I actually misremembered the tag lookup for trans_fd, since we're not
freeing the tag yet the lookup will work and the connexion might not be
dropped (just reading into a buffer then freeing it in the cb without
any further processing), but even my refcounting works better than I
thought you'll end up with the IO being replayed while the server is
still processing the first one.
This is unlikely, but for example this could happen: 

- first write [0;1MB]
- write is interrupted before server handled it
   - write replayed and handled, userspace continues to...
   - second write [1MB-4k;1MB]
- first write handle by server, overwriting the second write

And who doesn't enjoy a silent corruption for breakfast?

> > Hm, schedule_delayed_work on the last fput, ok.
> > I was wondering what it had to do with the current 9p thread, but since
> > it's not scheduled on a particular cpu it can pick another cpu to wake
> > up, that makes sense -- although conceptually it feels rather bad to
> > interrupt a remote IO because of a local task that can be done later;
> > e.g. between having the fput wait a bit, or cancel a slow operation like
> > a 1MB write, I'd rather make the fput wait.
> > Do you know why that signal/interrupt is needed in the first place?
> 
> It's needed if the task is currently sleeping in the kernel, to abort a
> sleeping loop.

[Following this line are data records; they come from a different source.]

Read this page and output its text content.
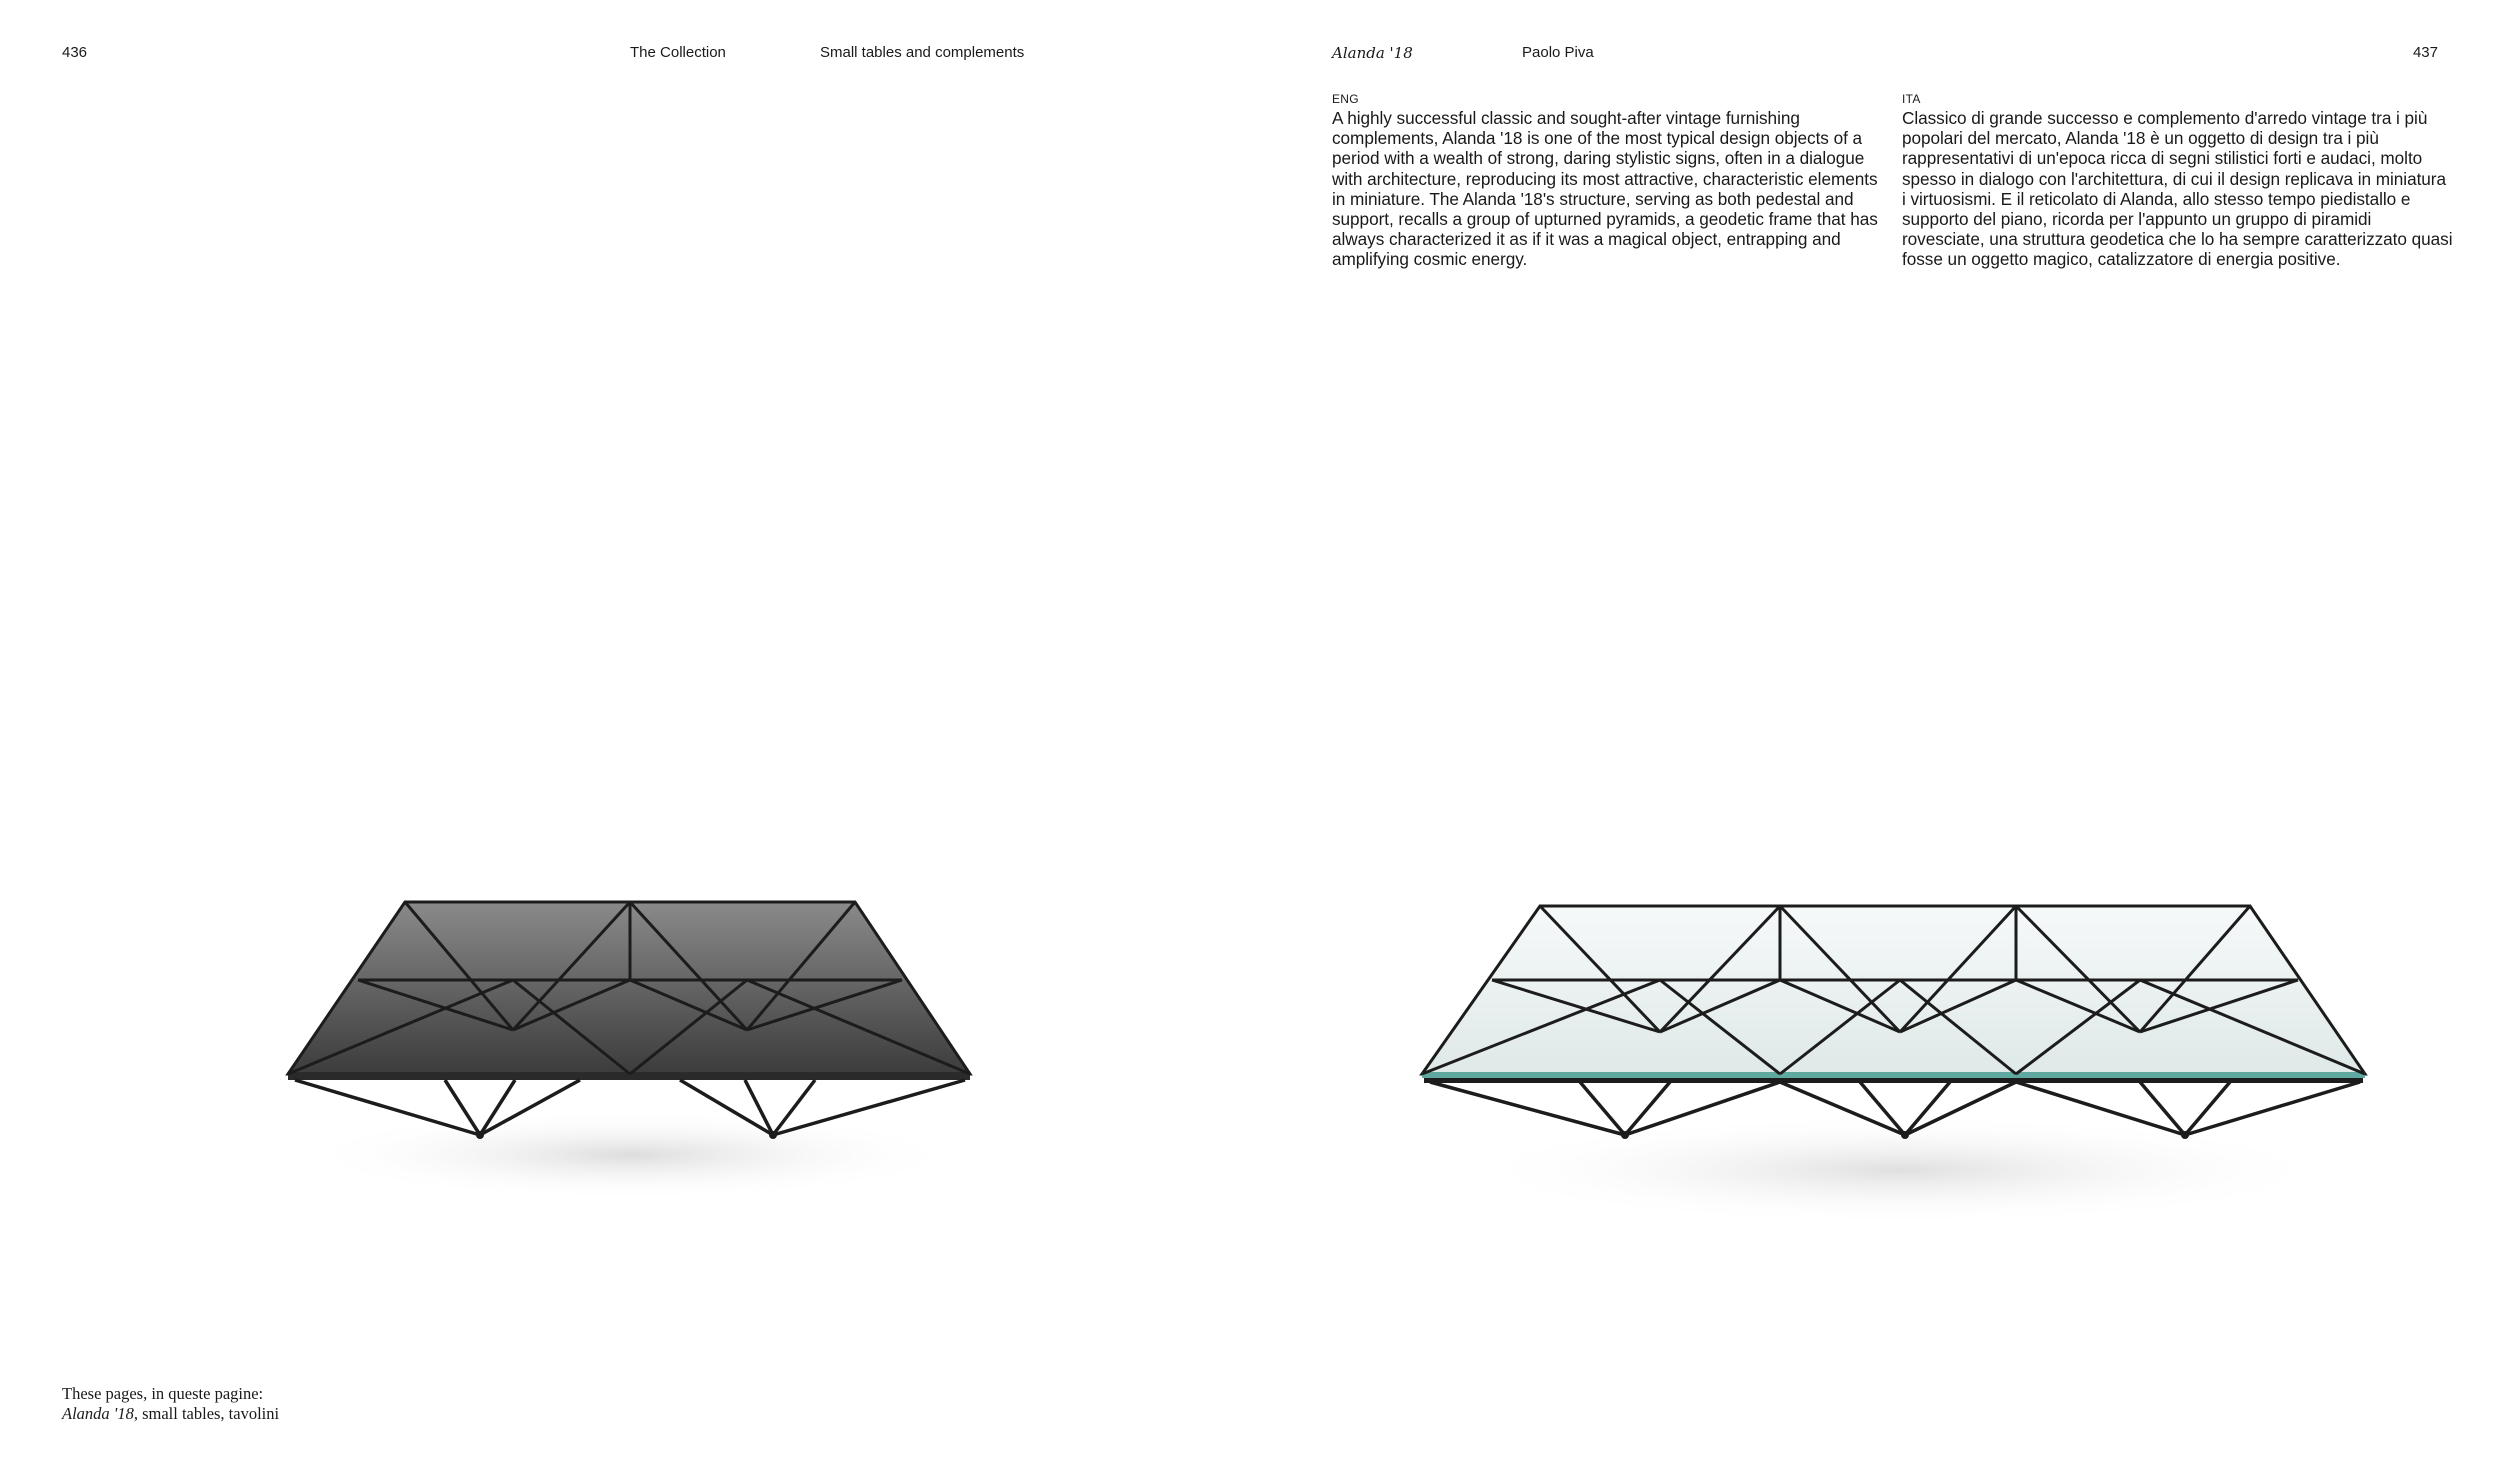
436	The Collection	Small tables and complements
These pages, in queste pagine:
Alanda '18, small tables, tavolini
Alanda '18	Paolo Piva	437
ENG
A highly successful classic and sought-after vintage furnishing complements, Alanda '18 is one of the most typical design objects of a period with a wealth of strong, daring stylistic signs, often in a dialogue with architecture, reproducing its most attractive, characteristic elements in miniature. The Alanda '18's structure, serving as both pedestal and support, recalls a group of upturned pyramids, a geodetic frame that has always characterized it as if it was a magical object, entrapping and amplifying cosmic energy.
ITA
Classico di grande successo e complemento d'arredo vintage tra i più popolari del mercato, Alanda '18 è un oggetto di design tra i più rappresentativi di un'epoca ricca di segni stilistici forti e audaci, molto spesso in dialogo con l'architettura, di cui il design replicava in miniatura i virtuosismi. E il reticolato di Alanda, allo stesso tempo piedistallo e supporto del piano, ricorda per l'appunto un gruppo di piramidi rovesciate, una struttura geodetica che lo ha sempre caratterizzato quasi fosse un oggetto magico, catalizzatore di energia positive.
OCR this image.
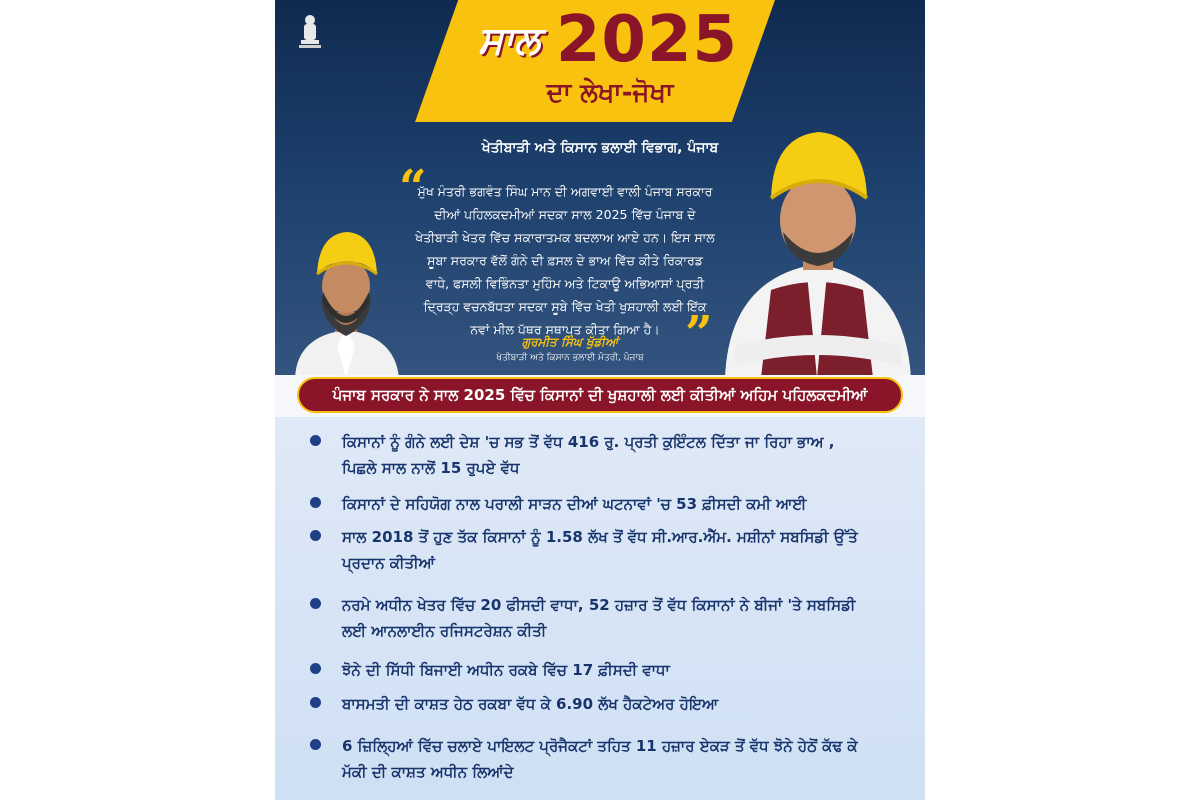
ਸਾਲ 2025
ਦਾ ਲੇਖਾ-ਜੋਖਾ
ਖੇਤੀਬਾੜੀ ਅਤੇ ਕਿਸਾਨ ਭਲਾਈ ਵਿਭਾਗ, ਪੰਜਾਬ
“
ਮੁੱਖ ਮੰਤਰੀ ਭਗਵੰਤ ਸਿੰਘ ਮਾਨ ਦੀ ਅਗਵਾਈ ਵਾਲੀ ਪੰਜਾਬ ਸਰਕਾਰ ਦੀਆਂ ਪਹਿਲਕਦਮੀਆਂ ਸਦਕਾ ਸਾਲ 2025 ਵਿੱਚ ਪੰਜਾਬ ਦੇ ਖੇਤੀਬਾੜੀ ਖੇਤਰ ਵਿੱਚ ਸਕਾਰਾਤਮਕ ਬਦਲਾਅ ਆਏ ਹਨ। ਇਸ ਸਾਲ ਸੂਬਾ ਸਰਕਾਰ ਵੱਲੋਂ ਗੰਨੇ ਦੀ ਫ਼ਸਲ ਦੇ ਭਾਅ ਵਿੱਚ ਕੀਤੇ ਰਿਕਾਰਡ ਵਾਧੇ, ਫਸਲੀ ਵਿਭਿੰਨਤਾ ਮੁਹਿੰਮ ਅਤੇ ਟਿਕਾਊ ਅਭਿਆਸਾਂ ਪ੍ਰਤੀ ਦ੍ਰਿੜ੍ਹ ਵਚਨਬੱਧਤਾ ਸਦਕਾ ਸੂਬੇ ਵਿੱਚ ਖੇਤੀ ਖੁਸ਼ਹਾਲੀ ਲਈ ਇੱਕ ਨਵਾਂ ਮੀਲ ਪੱਥਰ ਸਥਾਪਤ ਕੀਤਾ ਗਿਆ ਹੈ। ”
ਗੁਰਮੀਤ ਸਿੰਘ ਖੁੱਡੀਆਂ
ਖੇਤੀਬਾੜੀ ਅਤੇ ਕਿਸਾਨ ਭਲਾਈ ਮੰਤਰੀ, ਪੰਜਾਬ
ਪੰਜਾਬ ਸਰਕਾਰ ਨੇ ਸਾਲ 2025 ਵਿੱਚ ਕਿਸਾਨਾਂ ਦੀ ਖੁਸ਼ਹਾਲੀ ਲਈ ਕੀਤੀਆਂ ਅਹਿਮ ਪਹਿਲਕਦਮੀਆਂ
ਕਿਸਾਨਾਂ ਨੂੰ ਗੰਨੇ ਲਈ ਦੇਸ਼ 'ਚ ਸਭ ਤੋਂ ਵੱਧ 416 ਰੁ. ਪ੍ਰਤੀ ਕੁਇੰਟਲ ਦਿੱਤਾ ਜਾ ਰਿਹਾ ਭਾਅ , ਪਿਛਲੇ ਸਾਲ ਨਾਲੋਂ 15 ਰੁਪਏ ਵੱਧ
ਕਿਸਾਨਾਂ ਦੇ ਸਹਿਯੋਗ ਨਾਲ ਪਰਾਲੀ ਸਾੜਨ ਦੀਆਂ ਘਟਨਾਵਾਂ 'ਚ 53 ਫ਼ੀਸਦੀ ਕਮੀ ਆਈ
ਸਾਲ 2018 ਤੋਂ ਹੁਣ ਤੱਕ ਕਿਸਾਨਾਂ ਨੂੰ 1.58 ਲੱਖ ਤੋਂ ਵੱਧ ਸੀ.ਆਰ.ਐੱਮ. ਮਸ਼ੀਨਾਂ ਸਬਸਿਡੀ ਉੱਤੇ ਪ੍ਰਦਾਨ ਕੀਤੀਆਂ
ਨਰਮੇ ਅਧੀਨ ਖੇਤਰ ਵਿੱਚ 20 ਫੀਸਦੀ ਵਾਧਾ, 52 ਹਜ਼ਾਰ ਤੋਂ ਵੱਧ ਕਿਸਾਨਾਂ ਨੇ ਬੀਜਾਂ 'ਤੇ ਸਬਸਿਡੀ ਲਈ ਆਨਲਾਈਨ ਰਜਿਸਟਰੇਸ਼ਨ ਕੀਤੀ
ਝੋਨੇ ਦੀ ਸਿੱਧੀ ਬਿਜਾਈ ਅਧੀਨ ਰਕਬੇ ਵਿੱਚ 17 ਫ਼ੀਸਦੀ ਵਾਧਾ
ਬਾਸਮਤੀ ਦੀ ਕਾਸ਼ਤ ਹੇਠ ਰਕਬਾ ਵੱਧ ਕੇ 6.90 ਲੱਖ ਹੈਕਟੇਅਰ ਹੋਇਆ
6 ਜ਼ਿਲ੍ਹਿਆਂ ਵਿੱਚ ਚਲਾਏ ਪਾਇਲਟ ਪ੍ਰੋਜੈਕਟਾਂ ਤਹਿਤ 11 ਹਜ਼ਾਰ ਏਕੜ ਤੋਂ ਵੱਧ ਝੋਨੇ ਹੇਠੋਂ ਕੱਢ ਕੇ ਮੱਕੀ ਦੀ ਕਾਸ਼ਤ ਅਧੀਨ ਲਿਆਂਦੇ
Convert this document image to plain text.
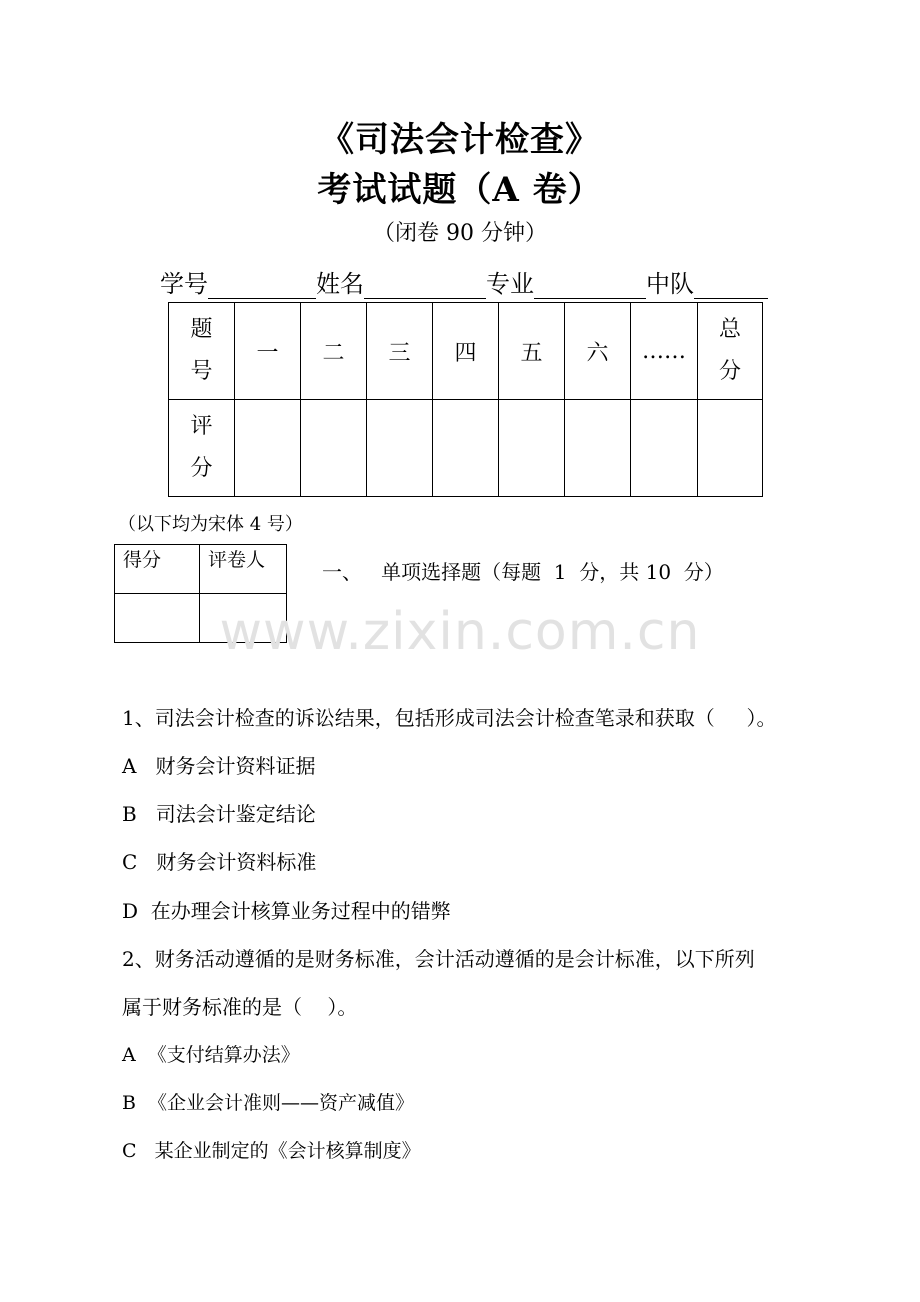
《司法会计检查》
考试试题（A 卷）
（闭卷 90 分钟）
学号	姓名	专业	中队
题号	一	二	三	四	五	六	……	总分
评分								
（以下均为宋体 4 号）
得分	评卷人
		一、 单项选择题（每题  1  分，共 10  分）
www.zixin.com.cn
1、司法会计检查的诉讼结果，包括形成司法会计检查笔录和获取（     ）。
A   财务会计资料证据
B   司法会计鉴定结论
C   财务会计资料标准
D  在办理会计核算业务过程中的错弊
2、财务活动遵循的是财务标准，会计活动遵循的是会计标准，以下所列
属于财务标准的是（    ）。
A  《支付结算办法》
B  《企业会计准则——资产减值》
C   某企业制定的《会计核算制度》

The task_work may contain actions that will result in the
> sleep loop being satisfied and hence ending, which means it needs to be
> processed. That's my worry with the check-and-clear, then reset state
> solution.

I see, sleeping loop might not wake up until the signal is handled, but
it won't handle it if we don't get out.
Not bailing out on sigkill is bad enough but that's possibly much worse
indeed... And that also means the busy loop isn't any better, I was
wondering how it was noticed if it was just a few busy checks but in
that case just temporarily clearing the flag won't get out either,
that's not even a workaround.

I assume that also explains why it wants that task, and cannot just run
from the idle context-- it's not just any worker task, it's in the
process context? (sorry for using you as a rubber duck...)

> > I'll setup some uring IO on 9p and see if I can produce these.
> 
> I'm attaching a test case. I don't think it's particularly useful, but
> it does nicely demonstrate the infinite loop that 9p gets into if
> there's task_work pending.

Thanks, that helps!
I might not have time until weekend but I'll definitely look at it.

-- 
Dominique